The Senate passed a bill in February allowing 17-year-olds to vote in primaries as long as they turn 18 before the next general election. The House delayed action on the bill and asked the court whether the legislation would violate two sections of the Constitution, one that specifies that “every inhabitant of the state 18 years of age and upwards shall have an equal right to vote in any election,” and another that prohibits the state from imposing unfunded mandates on communities.

The court said yes to the first question and no to the second.

The court noted that the Constitution, written in 1784, originally provided that men 21 and older who paid their poll tax could vote for state senators. It was changed through the years and in 1976, was amended to reflect the current age and language.

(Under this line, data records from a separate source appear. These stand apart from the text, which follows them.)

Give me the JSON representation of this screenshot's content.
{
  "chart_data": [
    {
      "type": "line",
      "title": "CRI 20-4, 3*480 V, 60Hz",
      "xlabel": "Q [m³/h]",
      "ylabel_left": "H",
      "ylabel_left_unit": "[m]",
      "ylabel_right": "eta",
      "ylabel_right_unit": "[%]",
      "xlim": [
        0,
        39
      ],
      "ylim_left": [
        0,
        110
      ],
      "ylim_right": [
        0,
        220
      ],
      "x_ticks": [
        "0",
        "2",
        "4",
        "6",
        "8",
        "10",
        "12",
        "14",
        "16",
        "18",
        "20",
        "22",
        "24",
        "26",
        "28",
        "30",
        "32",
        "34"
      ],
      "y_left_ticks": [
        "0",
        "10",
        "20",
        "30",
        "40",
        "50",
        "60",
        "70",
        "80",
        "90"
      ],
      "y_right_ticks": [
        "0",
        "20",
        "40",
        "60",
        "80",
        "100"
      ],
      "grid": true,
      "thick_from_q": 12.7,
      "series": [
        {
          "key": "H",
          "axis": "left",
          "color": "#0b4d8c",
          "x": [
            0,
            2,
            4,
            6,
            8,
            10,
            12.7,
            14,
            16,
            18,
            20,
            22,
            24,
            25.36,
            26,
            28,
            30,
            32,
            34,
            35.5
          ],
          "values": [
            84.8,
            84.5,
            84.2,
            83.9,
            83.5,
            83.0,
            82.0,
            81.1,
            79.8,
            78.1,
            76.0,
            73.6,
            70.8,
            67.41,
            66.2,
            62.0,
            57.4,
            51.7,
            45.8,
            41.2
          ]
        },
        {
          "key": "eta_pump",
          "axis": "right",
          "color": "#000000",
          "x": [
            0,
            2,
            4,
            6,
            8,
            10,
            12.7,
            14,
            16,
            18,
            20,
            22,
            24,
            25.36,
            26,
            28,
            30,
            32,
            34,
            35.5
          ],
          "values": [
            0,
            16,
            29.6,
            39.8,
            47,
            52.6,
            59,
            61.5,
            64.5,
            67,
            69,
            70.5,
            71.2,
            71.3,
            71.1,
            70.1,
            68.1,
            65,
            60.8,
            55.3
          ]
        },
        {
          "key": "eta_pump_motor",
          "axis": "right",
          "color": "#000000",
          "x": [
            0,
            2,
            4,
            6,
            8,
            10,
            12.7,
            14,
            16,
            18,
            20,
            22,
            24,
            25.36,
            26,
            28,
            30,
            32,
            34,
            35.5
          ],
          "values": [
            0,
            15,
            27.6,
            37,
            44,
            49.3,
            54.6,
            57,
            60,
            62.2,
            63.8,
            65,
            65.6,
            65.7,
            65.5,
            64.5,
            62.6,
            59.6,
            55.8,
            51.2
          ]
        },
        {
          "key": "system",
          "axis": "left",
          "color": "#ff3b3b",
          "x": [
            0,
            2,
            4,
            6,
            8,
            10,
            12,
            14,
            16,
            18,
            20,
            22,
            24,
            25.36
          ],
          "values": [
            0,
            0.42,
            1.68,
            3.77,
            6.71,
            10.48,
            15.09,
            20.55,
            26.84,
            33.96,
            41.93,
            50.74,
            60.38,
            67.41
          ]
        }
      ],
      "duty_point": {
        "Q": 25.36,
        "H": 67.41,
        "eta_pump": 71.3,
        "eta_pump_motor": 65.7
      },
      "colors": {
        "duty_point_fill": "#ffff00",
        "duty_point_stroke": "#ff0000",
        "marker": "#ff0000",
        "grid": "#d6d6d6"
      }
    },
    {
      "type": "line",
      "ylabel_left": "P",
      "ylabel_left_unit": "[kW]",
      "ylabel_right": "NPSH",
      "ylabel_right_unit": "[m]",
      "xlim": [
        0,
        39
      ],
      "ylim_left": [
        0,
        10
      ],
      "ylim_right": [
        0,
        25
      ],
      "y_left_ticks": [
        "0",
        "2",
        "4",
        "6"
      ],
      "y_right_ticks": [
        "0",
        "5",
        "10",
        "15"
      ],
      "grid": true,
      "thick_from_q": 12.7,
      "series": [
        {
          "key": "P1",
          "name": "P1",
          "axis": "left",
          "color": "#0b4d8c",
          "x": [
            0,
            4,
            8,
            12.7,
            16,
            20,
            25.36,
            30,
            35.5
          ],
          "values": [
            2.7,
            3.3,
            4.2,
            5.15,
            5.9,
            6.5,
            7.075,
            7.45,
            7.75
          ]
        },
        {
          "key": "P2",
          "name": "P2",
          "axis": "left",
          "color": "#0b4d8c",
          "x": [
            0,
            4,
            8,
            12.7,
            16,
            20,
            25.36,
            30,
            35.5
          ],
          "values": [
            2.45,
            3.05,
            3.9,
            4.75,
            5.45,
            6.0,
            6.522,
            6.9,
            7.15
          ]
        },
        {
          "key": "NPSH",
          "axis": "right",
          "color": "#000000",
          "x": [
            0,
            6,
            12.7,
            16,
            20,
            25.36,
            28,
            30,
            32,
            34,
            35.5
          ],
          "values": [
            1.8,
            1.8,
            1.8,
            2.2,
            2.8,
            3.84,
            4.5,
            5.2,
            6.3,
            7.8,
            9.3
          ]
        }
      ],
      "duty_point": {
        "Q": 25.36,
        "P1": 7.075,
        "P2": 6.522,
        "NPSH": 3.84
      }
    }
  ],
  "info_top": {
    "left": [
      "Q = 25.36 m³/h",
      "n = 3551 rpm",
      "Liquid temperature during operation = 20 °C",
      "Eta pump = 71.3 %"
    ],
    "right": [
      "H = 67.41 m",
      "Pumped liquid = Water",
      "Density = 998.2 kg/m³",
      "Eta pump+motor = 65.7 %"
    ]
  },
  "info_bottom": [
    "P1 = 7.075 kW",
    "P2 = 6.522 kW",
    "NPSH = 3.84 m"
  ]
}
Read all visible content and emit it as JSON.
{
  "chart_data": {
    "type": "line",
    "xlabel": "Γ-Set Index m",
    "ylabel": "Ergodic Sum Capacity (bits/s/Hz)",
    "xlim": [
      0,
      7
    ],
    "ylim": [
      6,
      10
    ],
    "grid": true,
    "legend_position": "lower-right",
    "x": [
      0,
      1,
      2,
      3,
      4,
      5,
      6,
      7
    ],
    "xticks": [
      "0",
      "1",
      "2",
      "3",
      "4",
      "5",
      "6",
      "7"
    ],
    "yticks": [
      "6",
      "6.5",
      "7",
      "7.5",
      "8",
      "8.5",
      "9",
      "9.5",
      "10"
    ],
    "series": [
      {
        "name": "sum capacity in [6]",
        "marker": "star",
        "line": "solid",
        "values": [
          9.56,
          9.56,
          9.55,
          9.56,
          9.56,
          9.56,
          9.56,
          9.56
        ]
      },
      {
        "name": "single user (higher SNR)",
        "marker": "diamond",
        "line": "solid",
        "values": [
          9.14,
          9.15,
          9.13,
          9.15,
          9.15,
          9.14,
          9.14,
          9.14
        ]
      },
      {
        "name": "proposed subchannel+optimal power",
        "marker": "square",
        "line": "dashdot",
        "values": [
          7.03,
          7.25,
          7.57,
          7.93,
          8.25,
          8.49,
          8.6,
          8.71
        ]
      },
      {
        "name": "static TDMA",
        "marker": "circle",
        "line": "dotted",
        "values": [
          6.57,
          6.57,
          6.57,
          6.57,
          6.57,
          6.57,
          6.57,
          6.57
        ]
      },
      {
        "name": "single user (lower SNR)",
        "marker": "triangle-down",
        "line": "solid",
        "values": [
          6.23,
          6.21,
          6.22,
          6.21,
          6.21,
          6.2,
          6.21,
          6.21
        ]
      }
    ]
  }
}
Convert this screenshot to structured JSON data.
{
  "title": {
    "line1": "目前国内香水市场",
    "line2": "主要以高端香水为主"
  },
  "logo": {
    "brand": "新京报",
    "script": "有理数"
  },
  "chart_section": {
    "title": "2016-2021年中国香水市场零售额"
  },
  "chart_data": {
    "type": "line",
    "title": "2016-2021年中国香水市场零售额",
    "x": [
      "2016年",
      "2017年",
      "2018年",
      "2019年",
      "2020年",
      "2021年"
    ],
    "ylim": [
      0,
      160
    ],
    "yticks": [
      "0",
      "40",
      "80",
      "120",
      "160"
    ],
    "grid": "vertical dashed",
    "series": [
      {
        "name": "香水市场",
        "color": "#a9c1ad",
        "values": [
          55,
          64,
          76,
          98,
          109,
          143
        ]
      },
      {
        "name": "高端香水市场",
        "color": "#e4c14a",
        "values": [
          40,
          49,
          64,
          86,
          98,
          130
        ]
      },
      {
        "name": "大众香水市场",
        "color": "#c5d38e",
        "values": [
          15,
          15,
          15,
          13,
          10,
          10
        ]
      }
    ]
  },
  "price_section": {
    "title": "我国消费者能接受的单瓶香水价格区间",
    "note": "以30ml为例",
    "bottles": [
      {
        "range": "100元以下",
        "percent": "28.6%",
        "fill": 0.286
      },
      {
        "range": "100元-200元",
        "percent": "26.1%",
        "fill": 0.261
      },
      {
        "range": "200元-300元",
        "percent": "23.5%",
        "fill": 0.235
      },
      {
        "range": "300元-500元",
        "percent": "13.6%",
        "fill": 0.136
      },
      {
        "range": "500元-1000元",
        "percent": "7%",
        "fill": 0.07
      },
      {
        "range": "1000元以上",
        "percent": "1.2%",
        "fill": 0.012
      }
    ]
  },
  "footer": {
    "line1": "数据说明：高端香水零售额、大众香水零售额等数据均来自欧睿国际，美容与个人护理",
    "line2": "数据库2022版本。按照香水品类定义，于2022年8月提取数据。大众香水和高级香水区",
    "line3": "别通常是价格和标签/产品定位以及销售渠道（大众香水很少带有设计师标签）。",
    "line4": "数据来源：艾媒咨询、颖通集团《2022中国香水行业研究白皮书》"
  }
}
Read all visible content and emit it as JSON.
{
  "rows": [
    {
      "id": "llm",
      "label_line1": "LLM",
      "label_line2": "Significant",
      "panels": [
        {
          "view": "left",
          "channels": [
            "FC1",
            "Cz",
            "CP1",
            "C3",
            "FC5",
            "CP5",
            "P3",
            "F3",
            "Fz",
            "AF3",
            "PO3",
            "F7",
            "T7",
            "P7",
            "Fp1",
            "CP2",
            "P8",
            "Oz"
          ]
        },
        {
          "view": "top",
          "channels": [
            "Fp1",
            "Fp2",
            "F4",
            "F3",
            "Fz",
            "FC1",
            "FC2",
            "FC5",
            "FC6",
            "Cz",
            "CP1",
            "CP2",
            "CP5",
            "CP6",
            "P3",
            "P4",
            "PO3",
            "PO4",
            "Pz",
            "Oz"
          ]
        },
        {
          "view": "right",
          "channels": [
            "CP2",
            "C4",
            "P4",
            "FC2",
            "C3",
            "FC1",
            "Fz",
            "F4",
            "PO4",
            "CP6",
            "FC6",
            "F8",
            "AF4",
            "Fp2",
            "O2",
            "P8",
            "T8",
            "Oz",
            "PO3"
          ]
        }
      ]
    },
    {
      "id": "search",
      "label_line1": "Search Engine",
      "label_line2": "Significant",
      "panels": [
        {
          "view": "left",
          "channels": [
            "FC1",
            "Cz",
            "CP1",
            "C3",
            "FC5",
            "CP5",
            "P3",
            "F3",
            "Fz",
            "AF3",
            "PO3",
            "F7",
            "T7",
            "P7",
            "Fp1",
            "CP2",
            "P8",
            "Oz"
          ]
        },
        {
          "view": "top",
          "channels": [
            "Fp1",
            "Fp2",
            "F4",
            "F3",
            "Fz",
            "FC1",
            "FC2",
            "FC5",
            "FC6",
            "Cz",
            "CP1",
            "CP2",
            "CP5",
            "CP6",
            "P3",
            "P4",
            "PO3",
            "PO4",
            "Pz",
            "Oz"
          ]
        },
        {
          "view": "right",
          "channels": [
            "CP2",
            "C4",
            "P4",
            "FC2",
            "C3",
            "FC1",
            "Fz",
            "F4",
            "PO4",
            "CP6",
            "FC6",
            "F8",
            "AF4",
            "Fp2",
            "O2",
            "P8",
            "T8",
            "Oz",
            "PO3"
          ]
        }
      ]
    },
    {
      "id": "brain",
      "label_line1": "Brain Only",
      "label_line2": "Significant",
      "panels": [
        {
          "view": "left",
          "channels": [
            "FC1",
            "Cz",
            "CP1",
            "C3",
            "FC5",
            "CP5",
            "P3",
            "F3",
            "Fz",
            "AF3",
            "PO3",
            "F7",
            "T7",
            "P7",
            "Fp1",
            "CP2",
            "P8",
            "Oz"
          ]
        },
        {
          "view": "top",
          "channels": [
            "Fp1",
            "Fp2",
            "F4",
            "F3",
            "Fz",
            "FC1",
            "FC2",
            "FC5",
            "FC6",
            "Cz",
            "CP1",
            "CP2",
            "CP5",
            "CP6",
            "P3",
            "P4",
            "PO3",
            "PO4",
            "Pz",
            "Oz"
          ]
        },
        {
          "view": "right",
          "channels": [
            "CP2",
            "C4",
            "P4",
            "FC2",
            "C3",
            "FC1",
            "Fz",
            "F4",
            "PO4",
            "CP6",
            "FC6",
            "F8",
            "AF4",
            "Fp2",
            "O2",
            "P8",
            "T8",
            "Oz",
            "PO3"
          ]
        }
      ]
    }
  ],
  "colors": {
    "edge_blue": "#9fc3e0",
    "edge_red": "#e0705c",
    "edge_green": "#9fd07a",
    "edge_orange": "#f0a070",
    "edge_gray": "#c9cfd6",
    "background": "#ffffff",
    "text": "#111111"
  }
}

The court said the meaning of the amendment as it was passed means “that only those who are 18 years of age and older are eligible to vote in an election; those under the age of 18 are ineligible.”

The court also found that the Legislature doesn’t have the authority to set a minimum age for voting lower than 18, and that the language of the Constitution applies to all elections, including primaries.

Sen. Joe Foster, D-Nashua, the bill’s primary sponsor, said he was disappointed, but respected the court’s decision.

“They found that the legislative history means that 18’s the minimum age, not the required age,” said Foster, whose teenage daughter, Mikayla, testified for the bill’s passage at a hearing in January. She had said 17-year-olds would be more interested and more informed about candidates when they vote in the general election if they are allowed to vote in the primary.

“I think that may be some who will in the future seek to amend the Constitution, because it seems that’s what we would have to do,” Foster said.

Foster introduced the bill, SB436, at the request of the Legislative Youth Advisory Council, a 19-member group made up of young people ages 15-22. Foster’s daughter serves on the council.

At least nine other states have similar laws. They are: Indiana, Kentucky, Maine, Maryland, Mississippi, Nebraska, North Carolina, Ohio and Virginia.

In Vermont, the Legislature this year approved amending the state Constitution to make the change, but the measure will have to go another legislative round and then to a statewide referendum before it can be enacted. The earliest it could go into effect would be 2010.

Eighteen is the voting age enshrined in the U.S. Constitution, but primaries are functions of the states and of political parties.